Rep. Dave Rutigliano of Trumbull, the ranking Republican on General Law, was among the many Republicans who opposed the legalization of cannabis but voted for the bill.

“It’s already legal. We can’t make it unlegal. So what we’ve decided to do is try to regulate it in a way that makes a safer environment for everyone,” Rutigliano said. “Our goal this year, as it was last year, is to get THC products, intoxicating products out of our supermarkets, convenience stores and gas stations, to put it in a place where it’s regulated, where it’s taxed and controlled.”

The House and Senate met late into Tuesday evening, picking up the pace of work in the face of the constitutional adjournment deadline of May 8.

The House also unanimously passed House Bill 5003, a measure intended to improve nutrition for children by various means, including promoting participation in the federally funded Women, Infants and Children program, better known as WIC.

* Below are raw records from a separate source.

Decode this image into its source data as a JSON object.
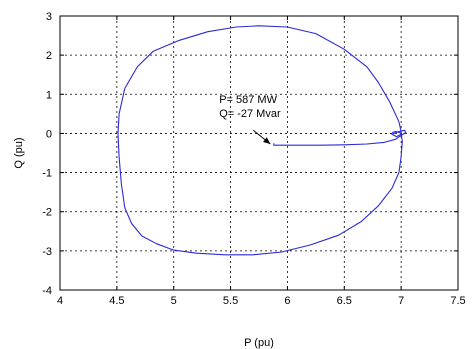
{
  "chart_data": {
    "type": "line",
    "title": "",
    "xlabel": "P (pu)",
    "ylabel": "Q (pu)",
    "xlim": [
      4,
      7.5
    ],
    "ylim": [
      -4,
      3
    ],
    "xticks": [
      4,
      4.5,
      5,
      5.5,
      6,
      6.5,
      7,
      7.5
    ],
    "xtick_labels": [
      "4",
      "4.5",
      "5",
      "5.5",
      "6",
      "6.5",
      "7",
      "7.5"
    ],
    "yticks": [
      -4,
      -3,
      -2,
      -1,
      0,
      1,
      2,
      3
    ],
    "ytick_labels": [
      "-4",
      "-3",
      "-2",
      "-1",
      "0",
      "1",
      "2",
      "3"
    ],
    "grid": true,
    "series_color": "#2a2ad6",
    "series": [
      {
        "x": [
          5.88,
          5.88,
          6.1,
          6.3,
          6.5,
          6.7,
          6.85,
          6.95,
          7.0,
          7.04,
          7.03,
          6.98,
          6.92,
          6.96,
          7.0,
          7.0,
          6.98,
          6.9,
          6.8,
          6.7,
          6.5,
          6.25,
          6.0,
          5.75,
          5.55,
          5.3,
          5.05,
          4.82,
          4.68,
          4.57,
          4.52,
          4.51,
          4.52,
          4.54,
          4.57,
          4.63,
          4.72,
          4.85,
          5.0,
          5.2,
          5.45,
          5.7,
          5.95,
          6.2,
          6.45,
          6.65,
          6.8,
          6.92,
          6.98,
          7.0,
          7.01,
          7.0,
          6.98,
          6.95,
          6.92
        ],
        "y": [
          -0.25,
          -0.3,
          -0.3,
          -0.3,
          -0.29,
          -0.27,
          -0.23,
          -0.15,
          -0.05,
          0.02,
          0.08,
          0.05,
          -0.02,
          -0.08,
          -0.02,
          0.05,
          0.3,
          0.8,
          1.3,
          1.7,
          2.15,
          2.55,
          2.72,
          2.75,
          2.72,
          2.6,
          2.38,
          2.1,
          1.7,
          1.15,
          0.5,
          0.0,
          -0.6,
          -1.3,
          -1.9,
          -2.3,
          -2.62,
          -2.82,
          -2.98,
          -3.06,
          -3.1,
          -3.1,
          -3.03,
          -2.85,
          -2.6,
          -2.25,
          -1.85,
          -1.4,
          -1.0,
          -0.6,
          -0.2,
          0.0,
          0.03,
          0.05,
          0.02
        ]
      }
    ],
    "annotations": [
      {
        "lines": [
          "P= 587 MW",
          "Q= -27 Mvar"
        ],
        "arrow_to": [
          5.85,
          -0.27
        ],
        "arrow_from": [
          5.7,
          0.08
        ],
        "text_at": [
          5.4,
          0.78
        ]
      }
    ]
  }
}
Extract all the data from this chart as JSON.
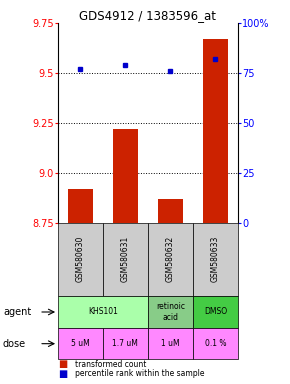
{
  "title": "GDS4912 / 1383596_at",
  "samples": [
    "GSM580630",
    "GSM580631",
    "GSM580632",
    "GSM580633"
  ],
  "bar_values": [
    8.92,
    9.22,
    8.87,
    9.67
  ],
  "percentile_values": [
    77,
    79,
    76,
    82
  ],
  "ylim_left": [
    8.75,
    9.75
  ],
  "ylim_right": [
    0,
    100
  ],
  "yticks_left": [
    8.75,
    9.0,
    9.25,
    9.5,
    9.75
  ],
  "yticks_right": [
    0,
    25,
    50,
    75,
    100
  ],
  "ytick_labels_right": [
    "0",
    "25",
    "50",
    "75",
    "100%"
  ],
  "bar_color": "#cc2200",
  "dot_color": "#0000cc",
  "bar_bottom": 8.75,
  "agent_spans": [
    [
      0,
      1,
      "KHS101",
      "#aaffaa"
    ],
    [
      2,
      2,
      "retinoic\nacid",
      "#88cc88"
    ],
    [
      3,
      3,
      "DMSO",
      "#44cc44"
    ]
  ],
  "dose_labels": [
    "5 uM",
    "1.7 uM",
    "1 uM",
    "0.1 %"
  ],
  "dose_color": "#ff88ff",
  "sample_bg_color": "#cccccc",
  "hgrid_values": [
    9.0,
    9.25,
    9.5
  ],
  "legend_bar_label": "transformed count",
  "legend_dot_label": "percentile rank within the sample"
}
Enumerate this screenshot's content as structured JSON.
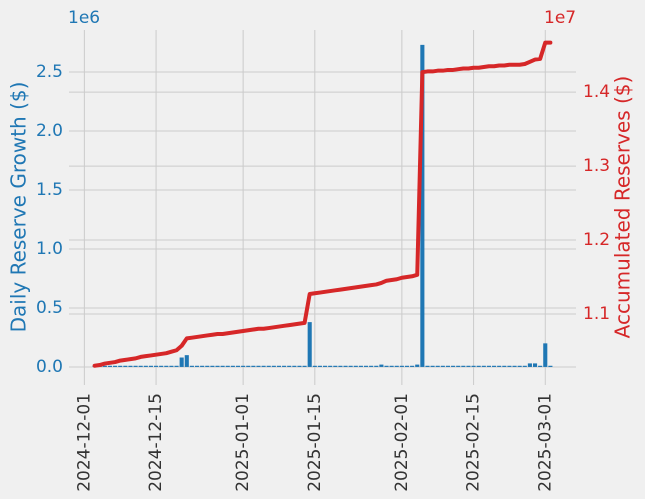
{
  "chart_data": {
    "type": "bar_line",
    "y_offset_label": "1e6",
    "y2_offset_label": "1e7",
    "ylabel": "Daily Reserve Growth ($)",
    "y2label": "Accumulated Reserves ($)",
    "x": [
      "2024-12-03",
      "2024-12-04",
      "2024-12-05",
      "2024-12-06",
      "2024-12-07",
      "2024-12-08",
      "2024-12-09",
      "2024-12-10",
      "2024-12-11",
      "2024-12-12",
      "2024-12-13",
      "2024-12-14",
      "2024-12-15",
      "2024-12-16",
      "2024-12-17",
      "2024-12-18",
      "2024-12-19",
      "2024-12-20",
      "2024-12-21",
      "2024-12-22",
      "2024-12-23",
      "2024-12-24",
      "2024-12-25",
      "2024-12-26",
      "2024-12-27",
      "2024-12-28",
      "2024-12-29",
      "2024-12-30",
      "2024-12-31",
      "2025-01-01",
      "2025-01-02",
      "2025-01-03",
      "2025-01-04",
      "2025-01-05",
      "2025-01-06",
      "2025-01-07",
      "2025-01-08",
      "2025-01-09",
      "2025-01-10",
      "2025-01-11",
      "2025-01-12",
      "2025-01-13",
      "2025-01-14",
      "2025-01-15",
      "2025-01-16",
      "2025-01-17",
      "2025-01-18",
      "2025-01-19",
      "2025-01-20",
      "2025-01-21",
      "2025-01-22",
      "2025-01-23",
      "2025-01-24",
      "2025-01-25",
      "2025-01-26",
      "2025-01-27",
      "2025-01-28",
      "2025-01-29",
      "2025-01-30",
      "2025-01-31",
      "2025-02-01",
      "2025-02-02",
      "2025-02-03",
      "2025-02-04",
      "2025-02-05",
      "2025-02-06",
      "2025-02-07",
      "2025-02-08",
      "2025-02-09",
      "2025-02-10",
      "2025-02-11",
      "2025-02-12",
      "2025-02-13",
      "2025-02-14",
      "2025-02-15",
      "2025-02-16",
      "2025-02-17",
      "2025-02-18",
      "2025-02-19",
      "2025-02-20",
      "2025-02-21",
      "2025-02-22",
      "2025-02-23",
      "2025-02-24",
      "2025-02-25",
      "2025-02-26",
      "2025-02-27",
      "2025-02-28",
      "2025-03-01",
      "2025-03-02"
    ],
    "series": [
      {
        "name": "Daily Reserve Growth",
        "type": "bar",
        "color": "#1f77b4",
        "axis": "y",
        "values": [
          0.01,
          0.01,
          0.01,
          0.01,
          0.01,
          0.01,
          0.01,
          0.01,
          0.01,
          0.01,
          0.01,
          0.01,
          0.01,
          0.01,
          0.01,
          0.01,
          0.01,
          0.08,
          0.1,
          0.01,
          0.01,
          0.01,
          0.01,
          0.01,
          0.01,
          0.01,
          0.01,
          0.01,
          0.01,
          0.01,
          0.01,
          0.01,
          0.01,
          0.01,
          0.01,
          0.01,
          0.01,
          0.01,
          0.01,
          0.01,
          0.01,
          0.01,
          0.38,
          0.01,
          0.01,
          0.01,
          0.01,
          0.01,
          0.01,
          0.01,
          0.01,
          0.01,
          0.01,
          0.01,
          0.01,
          0.01,
          0.02,
          0.01,
          0.01,
          0.01,
          0.01,
          0.01,
          0.01,
          0.02,
          2.73,
          0.01,
          0.01,
          0.01,
          0.01,
          0.01,
          0.01,
          0.01,
          0.01,
          0.01,
          0.01,
          0.01,
          0.01,
          0.01,
          0.01,
          0.01,
          0.01,
          0.01,
          0.01,
          0.01,
          0.01,
          0.03,
          0.03,
          0.01,
          0.2,
          0.01
        ]
      },
      {
        "name": "Accumulated Reserves",
        "type": "line",
        "color": "#d62728",
        "axis": "y2",
        "values": [
          1.03,
          1.031,
          1.033,
          1.034,
          1.035,
          1.037,
          1.038,
          1.039,
          1.04,
          1.042,
          1.043,
          1.044,
          1.045,
          1.046,
          1.047,
          1.049,
          1.051,
          1.057,
          1.067,
          1.068,
          1.069,
          1.07,
          1.071,
          1.072,
          1.073,
          1.073,
          1.074,
          1.075,
          1.076,
          1.077,
          1.078,
          1.079,
          1.08,
          1.08,
          1.081,
          1.082,
          1.083,
          1.084,
          1.085,
          1.086,
          1.087,
          1.088,
          1.127,
          1.128,
          1.129,
          1.13,
          1.131,
          1.132,
          1.133,
          1.134,
          1.135,
          1.136,
          1.137,
          1.138,
          1.139,
          1.14,
          1.142,
          1.145,
          1.146,
          1.147,
          1.149,
          1.15,
          1.151,
          1.153,
          1.427,
          1.428,
          1.428,
          1.429,
          1.429,
          1.43,
          1.43,
          1.431,
          1.432,
          1.432,
          1.433,
          1.433,
          1.434,
          1.435,
          1.435,
          1.436,
          1.436,
          1.437,
          1.437,
          1.437,
          1.438,
          1.441,
          1.444,
          1.445,
          1.467,
          1.467
        ]
      }
    ],
    "xlim": [
      "2024-11-28",
      "2025-03-07"
    ],
    "xticks": [
      "2024-12-01",
      "2024-12-15",
      "2025-01-01",
      "2025-01-15",
      "2025-02-01",
      "2025-02-15",
      "2025-03-01"
    ],
    "ylim": [
      -0.153,
      2.856
    ],
    "yticks": [
      {
        "value": 0,
        "label": "0.0"
      },
      0.5,
      {
        "value": 1,
        "label": "1.0"
      },
      1.5,
      {
        "value": 2,
        "label": "2.0"
      },
      2.5
    ],
    "y2lim": [
      1.004,
      1.484
    ],
    "y2ticks": [
      1.1,
      1.2,
      1.3,
      1.4
    ],
    "grid": true
  }
}
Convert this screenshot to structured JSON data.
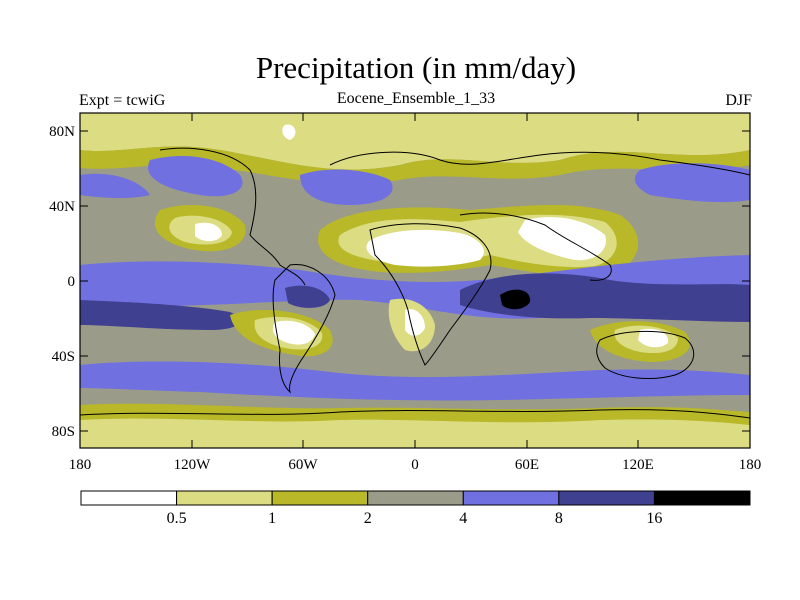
{
  "title": "Precipitation (in mm/day)",
  "left_string": "Expt = tcwiG",
  "center_string": "Eocene_Ensemble_1_33",
  "right_string": "DJF",
  "map": {
    "type": "filled-contour world map",
    "lon_range": [
      -180,
      180
    ],
    "lat_range": [
      -90,
      90
    ],
    "lat_tick_labels": [
      "80N",
      "40N",
      "0",
      "40S",
      "80S"
    ],
    "lon_tick_labels": [
      "180",
      "120W",
      "60W",
      "0",
      "60E",
      "120E",
      "180"
    ]
  },
  "colorbar": {
    "boundaries": [
      "0.5",
      "1",
      "2",
      "4",
      "8",
      "16"
    ],
    "colors": [
      "#ffffff",
      "#dcdc82",
      "#b8b828",
      "#9b9b8a",
      "#7070e0",
      "#404090",
      "#000000"
    ]
  }
}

“Connecticut’s participation in the WIC program is really low compared to the rest of the nation, about 46%,” said Rep. Jaime Foster, D-Ellington, a lead sponsor of the bill with Rep. Kathy Kennedy, R-Milford.

Foster said the bill will encourage state agencies to step up efforts to market WIC to people with income levels that qualify them for Medicaid and other programs.

“We’re enhancing an existing program. And we recognize that after COVID people just weren’t taking advantage of something that was there,” Kennedy said.